Ken told comrades to back away. He was kneeling down, his colleague and now fellow blind veteran, Corporal Billy Drinkwater was standing behind him, marking the IED’s location when it detonated.
Ken woke up from being in a coma a month later.
"I was glad to be alive but also apprehensive because how bad was it? I had lost the sight in my right eye and only had a little bit left in the other. My legs and stomach were also messed up and I had to have lots of operations."
He remembers, “It was a tough time, I felt sad and helpless. I didn’t know who was who because I couldn’t see their faces”. Billy, too was in Birmingham and, already friends, they became very good mates, supporting one another through their rehab.
Ken says: “During the first year after the accident I became really close with my mum. She stopped working for three months so that she could visit me in hospital every day. I couldn’t stand the hospital food so she would cook food she knew I liked and bring it in for me to eat instead!”
Ken’s mum, Neomi Green, recalls, “As a mother, it was so difficult to see my son in pain and come to terms with the realisation that the last time he could see me had been before he went off to serve. I knew that I had to be strong for him. I did not want him to see me cry. He has come such a long way since joining Blind Veterans UK. He has grown so much in confidence with their help”.
"The charity visited me straightaway in hospital. Then I went to the charity’s centre in Brighton. It was so inspiring. Chatting with the veterans. Watching the camaraderie. Knowing that there was hope for the future."
Ken continues: “The charity has taught be how to cook for myself. How to use IT. They’ve shown me how to get back my independence. To be able to go out without always having to rely on someone else. “
Today, Ken still cannot read small type or discern the details of someone’s face. He laughs about the time he went on a bike ride as part of his rehabilitation, and didn’t spot a speed bump as he was going downhill. “I hit it full-on, came off my bike, hit the concrete face-first, unconscious, lost a tooth and my artificial eye came out,” he says with some pride. “An off-duty paramedic stopped and picked me up, and he thought, ‘Oh my God! He’s lost an eye!’ I had to send the other guys back to go and look for it afterwards.”
Ken has taken part in many activities and occasions through our charity. He celebrated his 30th birthday at the Patron’s Lunch which took place on the Mall outside Buckingham Palace organised to celebrate, the 90th birthday of, our then Patron, Her Majesty the Queen in June 2016.
Ken says: “I’ve met a fair few of the Royal Family – I met Prince Charles whilst I was in hospital and later met Princess Ann as well as Prince Harry. It’s great to see that they’re so supportive of the Armed Forces.”
He has attended the Remembrance Day marches at the Cenotaph on many occasions with us too.

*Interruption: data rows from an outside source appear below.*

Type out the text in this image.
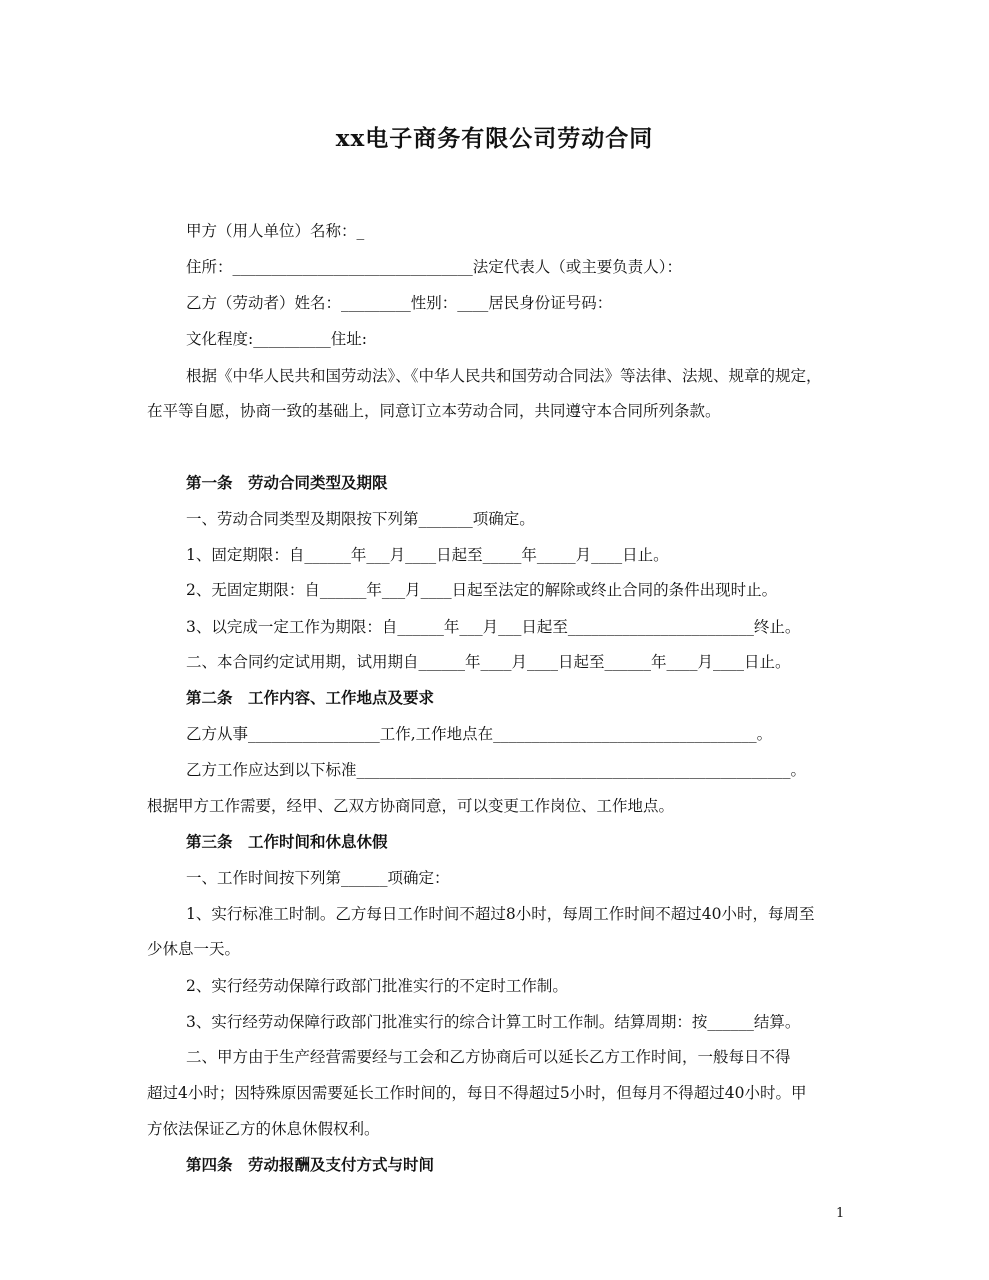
xx电子商务有限公司劳动合同
甲方（用人单位）名称：_
住所：_______________________________法定代表人（或主要负责人）：
乙方（劳动者）姓名：_________性别：____居民身份证号码：
文化程度:__________住址:
根据《中华人民共和国劳动法》、《中华人民共和国劳动合同法》等法律、法规、规章的规定，
在平等自愿，协商一致的基础上，同意订立本劳动合同，共同遵守本合同所列条款。
第一条　劳动合同类型及期限
一、劳动合同类型及期限按下列第_______项确定。
1、固定期限：自______年___月____日起至_____年_____月____日止。
2、无固定期限：自______年___月____日起至法定的解除或终止合同的条件出现时止。
3、以完成一定工作为期限：自______年___月___日起至________________________终止。
二、本合同约定试用期，试用期自______年____月____日起至______年____月____日止。
第二条　工作内容、工作地点及要求
乙方从事_________________工作,工作地点在__________________________________。
乙方工作应达到以下标准________________________________________________________。
根据甲方工作需要，经甲、乙双方协商同意，可以变更工作岗位、工作地点。
第三条　工作时间和休息休假
一、工作时间按下列第______项确定：
1、实行标准工时制。乙方每日工作时间不超过8小时，每周工作时间不超过40小时，每周至
少休息一天。
2、实行经劳动保障行政部门批准实行的不定时工作制。
3、实行经劳动保障行政部门批准实行的综合计算工时工作制。结算周期：按______结算。
二、甲方由于生产经营需要经与工会和乙方协商后可以延长乙方工作时间，一般每日不得
超过4小时；因特殊原因需要延长工作时间的，每日不得超过5小时，但每月不得超过40小时。甲
方依法保证乙方的休息休假权利。
第四条　劳动报酬及支付方式与时间
1
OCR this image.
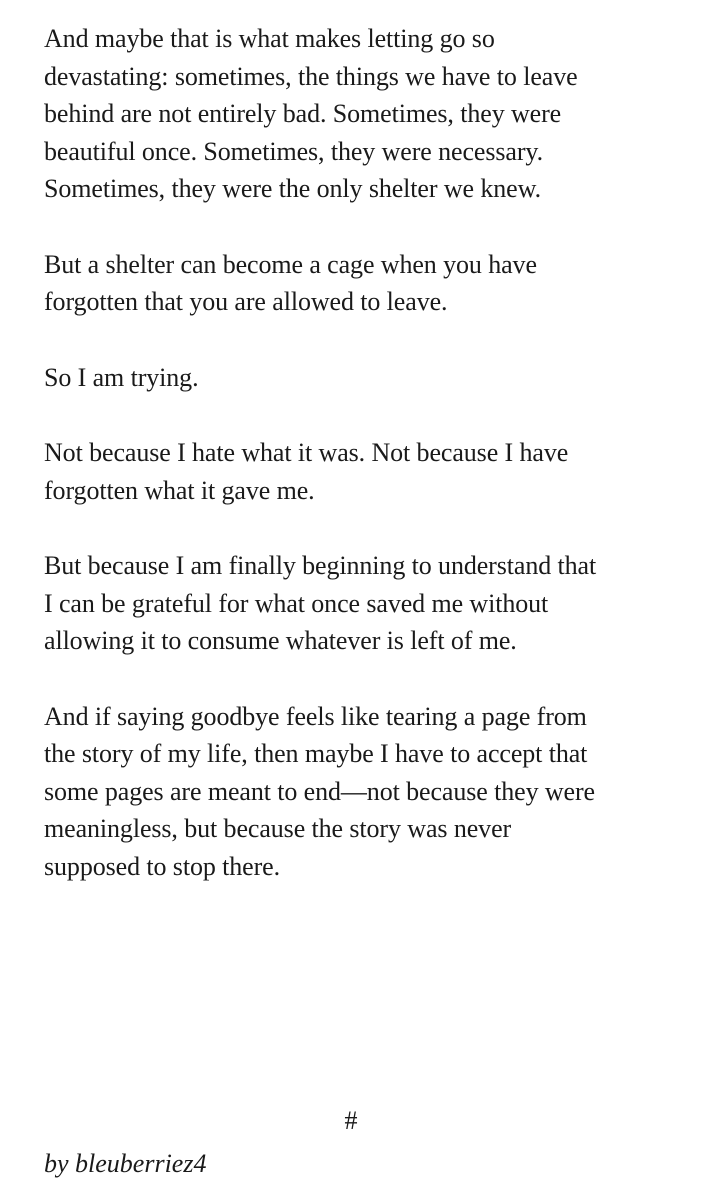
And maybe that is what makes letting go so
devastating: sometimes, the things we have to leave
behind are not entirely bad. Sometimes, they were
beautiful once. Sometimes, they were necessary.
Sometimes, they were the only shelter we knew.

But a shelter can become a cage when you have
forgotten that you are allowed to leave.

So I am trying.

Not because I hate what it was. Not because I have
forgotten what it gave me.

But because I am finally beginning to understand that
I can be grateful for what once saved me without
allowing it to consume whatever is left of me.

And if saying goodbye feels like tearing a page from
the story of my life, then maybe I have to accept that
some pages are meant to end—not because they were
meaningless, but because the story was never
supposed to stop there.

#
by bleuberriez4
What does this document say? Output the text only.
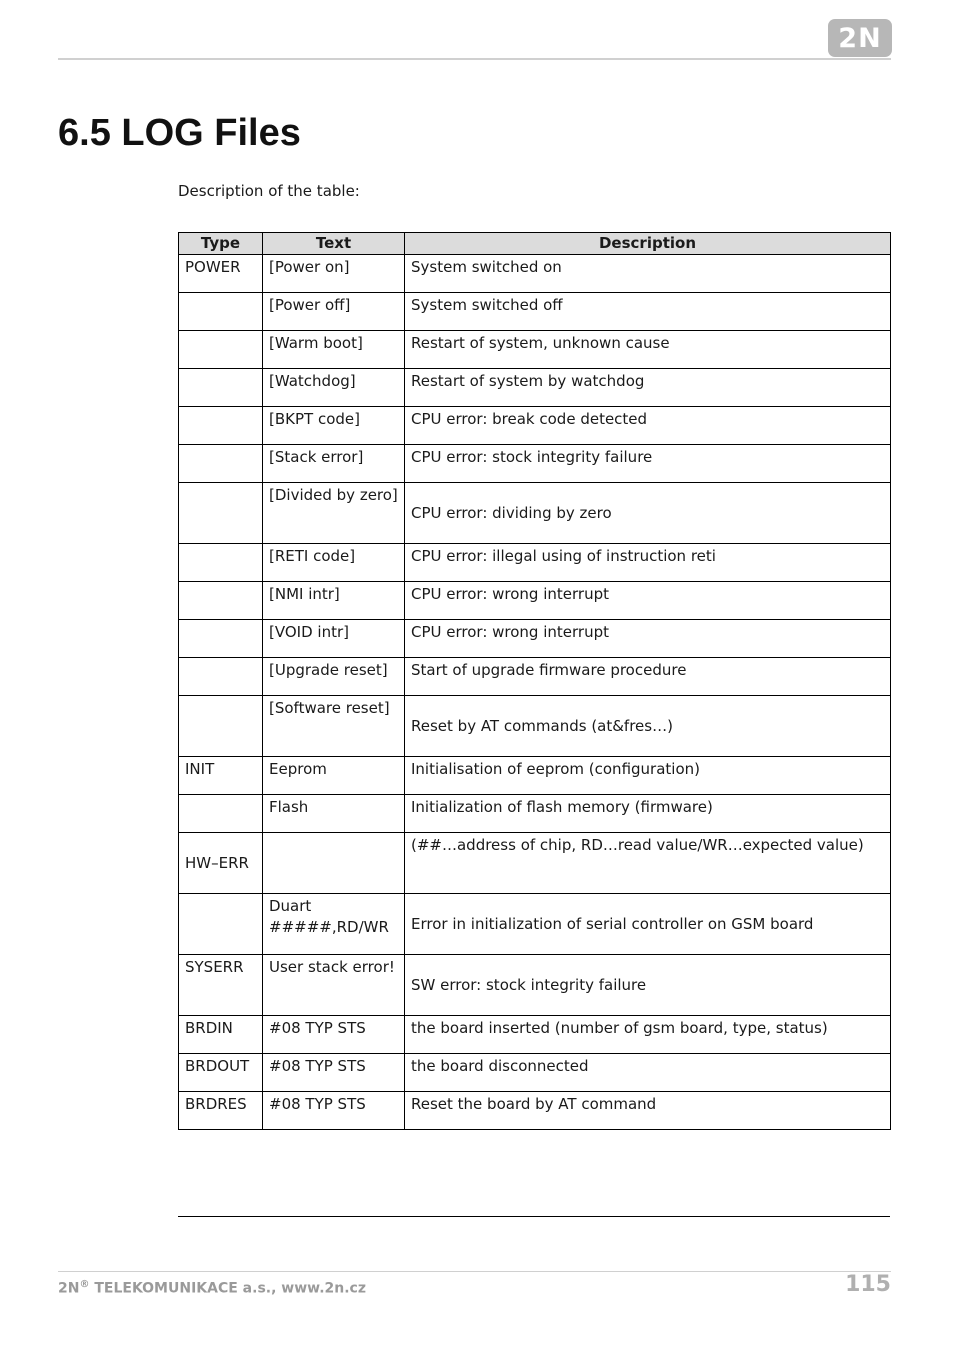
2N
6.5 LOG Files

Description of the table:

Type	Text	Description
POWER	[Power on]	System switched on
	[Power off]	System switched off
	[Warm boot]	Restart of system, unknown cause
	[Watchdog]	Restart of system by watchdog
	[BKPT code]	CPU error: break code detected
	[Stack error]	CPU error: stock integrity failure
	[Divided by zero]	CPU error: dividing by zero
	[RETI code]	CPU error: illegal using of instruction reti
	[NMI intr]	CPU error: wrong interrupt
	[VOID intr]	CPU error: wrong interrupt
	[Upgrade reset]	Start of upgrade firmware procedure
	[Software reset]	Reset by AT commands (at&fres…)
INIT	Eeprom	Initialisation of eeprom (configuration)
	Flash	Initialization of flash memory (firmware)
HW–ERR		(##…address of chip, RD…read value/WR…expected value)
	Duart #####,RD/WR	Error in initialization of serial controller on GSM board
SYSERR	User stack error!	SW error: stock integrity failure
BRDIN	#08 TYP STS	the board inserted (number of gsm board, type, status)
BRDOUT	#08 TYP STS	the board disconnected
BRDRES	#08 TYP STS	Reset the board by AT command
2N® TELEKOMUNIKACE a.s., www.2n.cz	115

Ken feels sports and fitness is a big thing for infantry guys and still enjoys challenging himself. “I am stronger now than I was before. I do a bit of fitness instructing and do events every Saturday for people of all ages and fitness levels and train those with disabilities. It feels good to do it myself and I want to share that with others.
"I was used to others helping me for so long it feels good to be able to go out and do things on my own. With the help of Blind Veterans UK I could finally enjoy life again and push past my blindness."